Di Manila, Filipina, MRT sudah lebih dahulu dipakai. Tak hanya itu, LRT dan BRT pun sudah lama ada di negara itu. Jalan layang bertingkat juga dengan mudah dijumpai di setiap bagian kota. Tetapi, kemacetan di kota metropolitan itu masih belum bisa diatasi. Hal itu kemudian menjadi tantangan bagi Jakarta untuk bisa membuat pembangunan MRT ini efektif.
Integrasi menjadi kunci
William mengatakan, integrasi dan kolaborasi menjadi kunci. Tak hanya fasilitas untuk mengubah situasi, MRT diharapkan mampu mengubah gaya hidup masyarakat Jakarta. "Itulah kenapa MRT tidak bisa bekerja sendiri. Itulah mengapa kita merangkul seluruh elemen masyarakat.
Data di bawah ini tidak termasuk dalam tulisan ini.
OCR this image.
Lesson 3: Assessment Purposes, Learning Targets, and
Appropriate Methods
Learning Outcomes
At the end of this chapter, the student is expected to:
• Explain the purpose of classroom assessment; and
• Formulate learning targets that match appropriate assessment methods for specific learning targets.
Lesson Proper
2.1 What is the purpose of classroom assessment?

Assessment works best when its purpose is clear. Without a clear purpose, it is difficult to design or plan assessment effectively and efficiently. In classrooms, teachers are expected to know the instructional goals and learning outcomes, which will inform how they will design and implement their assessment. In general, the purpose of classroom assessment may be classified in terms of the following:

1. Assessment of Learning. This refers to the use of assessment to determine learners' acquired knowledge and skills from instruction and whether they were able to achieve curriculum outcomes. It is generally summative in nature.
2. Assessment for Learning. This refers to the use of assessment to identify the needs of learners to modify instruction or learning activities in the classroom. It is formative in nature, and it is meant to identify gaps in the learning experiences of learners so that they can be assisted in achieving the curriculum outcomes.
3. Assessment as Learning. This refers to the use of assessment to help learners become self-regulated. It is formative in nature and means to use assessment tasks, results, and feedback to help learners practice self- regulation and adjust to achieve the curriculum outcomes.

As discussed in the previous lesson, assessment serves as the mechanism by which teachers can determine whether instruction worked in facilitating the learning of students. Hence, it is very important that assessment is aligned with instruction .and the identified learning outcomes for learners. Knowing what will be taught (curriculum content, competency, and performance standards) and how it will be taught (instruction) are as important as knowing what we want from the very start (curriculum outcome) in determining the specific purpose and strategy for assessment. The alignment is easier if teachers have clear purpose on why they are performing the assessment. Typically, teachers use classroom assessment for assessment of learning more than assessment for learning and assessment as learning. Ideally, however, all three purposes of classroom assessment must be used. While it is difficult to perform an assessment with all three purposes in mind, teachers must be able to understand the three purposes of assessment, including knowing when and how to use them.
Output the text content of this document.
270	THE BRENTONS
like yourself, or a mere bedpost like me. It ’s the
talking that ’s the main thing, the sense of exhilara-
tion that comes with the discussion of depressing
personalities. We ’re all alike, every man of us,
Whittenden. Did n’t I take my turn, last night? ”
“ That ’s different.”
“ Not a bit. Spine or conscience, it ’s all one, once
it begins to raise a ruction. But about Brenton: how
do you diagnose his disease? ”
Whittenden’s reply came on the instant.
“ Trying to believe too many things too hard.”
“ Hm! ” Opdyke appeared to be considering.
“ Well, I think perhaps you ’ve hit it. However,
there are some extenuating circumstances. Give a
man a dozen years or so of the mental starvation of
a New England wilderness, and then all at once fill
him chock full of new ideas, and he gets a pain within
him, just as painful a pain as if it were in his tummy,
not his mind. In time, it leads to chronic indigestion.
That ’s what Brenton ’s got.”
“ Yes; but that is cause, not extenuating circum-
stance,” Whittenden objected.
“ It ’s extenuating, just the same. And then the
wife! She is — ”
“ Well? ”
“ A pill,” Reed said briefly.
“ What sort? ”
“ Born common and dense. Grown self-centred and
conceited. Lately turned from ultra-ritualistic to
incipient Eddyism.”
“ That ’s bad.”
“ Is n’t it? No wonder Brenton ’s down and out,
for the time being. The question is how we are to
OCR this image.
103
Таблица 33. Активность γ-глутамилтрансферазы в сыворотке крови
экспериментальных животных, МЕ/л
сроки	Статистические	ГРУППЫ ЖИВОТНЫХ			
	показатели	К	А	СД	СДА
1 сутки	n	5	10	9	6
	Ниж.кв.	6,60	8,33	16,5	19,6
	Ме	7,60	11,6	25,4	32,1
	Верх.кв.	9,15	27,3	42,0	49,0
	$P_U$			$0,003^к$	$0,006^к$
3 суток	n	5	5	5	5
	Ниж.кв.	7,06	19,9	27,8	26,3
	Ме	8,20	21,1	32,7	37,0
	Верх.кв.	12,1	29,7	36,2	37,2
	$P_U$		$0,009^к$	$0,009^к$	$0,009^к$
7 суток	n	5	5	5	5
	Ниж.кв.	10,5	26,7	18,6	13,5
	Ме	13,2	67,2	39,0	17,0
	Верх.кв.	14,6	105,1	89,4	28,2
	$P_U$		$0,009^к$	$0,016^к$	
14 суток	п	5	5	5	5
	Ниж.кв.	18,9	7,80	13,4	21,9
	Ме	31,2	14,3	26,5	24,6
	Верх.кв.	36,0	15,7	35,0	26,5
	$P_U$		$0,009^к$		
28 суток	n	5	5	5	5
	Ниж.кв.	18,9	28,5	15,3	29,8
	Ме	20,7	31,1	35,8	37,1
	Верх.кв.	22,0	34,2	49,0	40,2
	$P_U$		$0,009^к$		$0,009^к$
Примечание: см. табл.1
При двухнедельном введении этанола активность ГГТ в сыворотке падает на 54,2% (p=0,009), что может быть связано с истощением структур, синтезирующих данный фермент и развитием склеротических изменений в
Perubahan harus dilakukan bersama," jelas dia.
Integrasi transportasi publik sebagai salah satu cara mengurangi kemacetan ibu kota juga disebutkan oleh pengamat transportasi Universitas Katolik Soegija Pranata, Djoko Setijowarno. "Dengan MRT saja tidak cukup. Perlu adanya kebijakan lain yang harus mendukung," kata Djoko saat dihubungi secara terpisah Kamis malam.
Menurut Djoko ada 11 langkah yang perlu dilakukan untuk menata Kota Metropolitan.
"Langkah-langkah tersebut antara lain pemberlakuan electronic road pricing, pembatasan kendaraan bermotor, jalur khusus okupansi tinggi, pembatasan parkir di jalan, optimalisasi angkutan rel, integrasi antar moda angkutan umum, restrukturisasi angkutan bis kecil yang tidak efisien, MRT dan BRT, penyediaan lahan park and ride, revitalisasi dan perluasan pedestrian, dan penertiban angkutan liar," papar Djoko.
Menurut dia, integrasi dapat dilakukan pada tataran fisik angkutan, integrasi tiket maupun integrasi jadwal.
Untuk mewujudkan rencana integrasi itu William mengatakan bahwa pihak MRT sudah bicara dengan pihak-pihak lain seperti PT Kereta Comunter Indonesia, PT Transjakarta, Railink, Blue Bird, Gojek dan Grab.
Sosialisasi
Mengedukasi dan menyosialisasikan penggunaan MRT kepada masyarakat juga perlu dilakukan untuk membuat proyek ini berhasil. Untuk itu PT MRT Jakarta menandatangani nota kesepahaman dengan Ikatan Abang None Jakarta yang juga mendukung proyek MRT pada Kamis siang.
Ketua Ikatan Abang None Jakarta, Ronni Ardhianto mengaku antusias menyambut proyek yang disebutnya monumental itu. Ia dan Abang None Jakarta akan membantu PT MRT Jakarta. "Untuk detail bentuk kerja samanya baru akan dibicarakan minggu depan," tuturnya.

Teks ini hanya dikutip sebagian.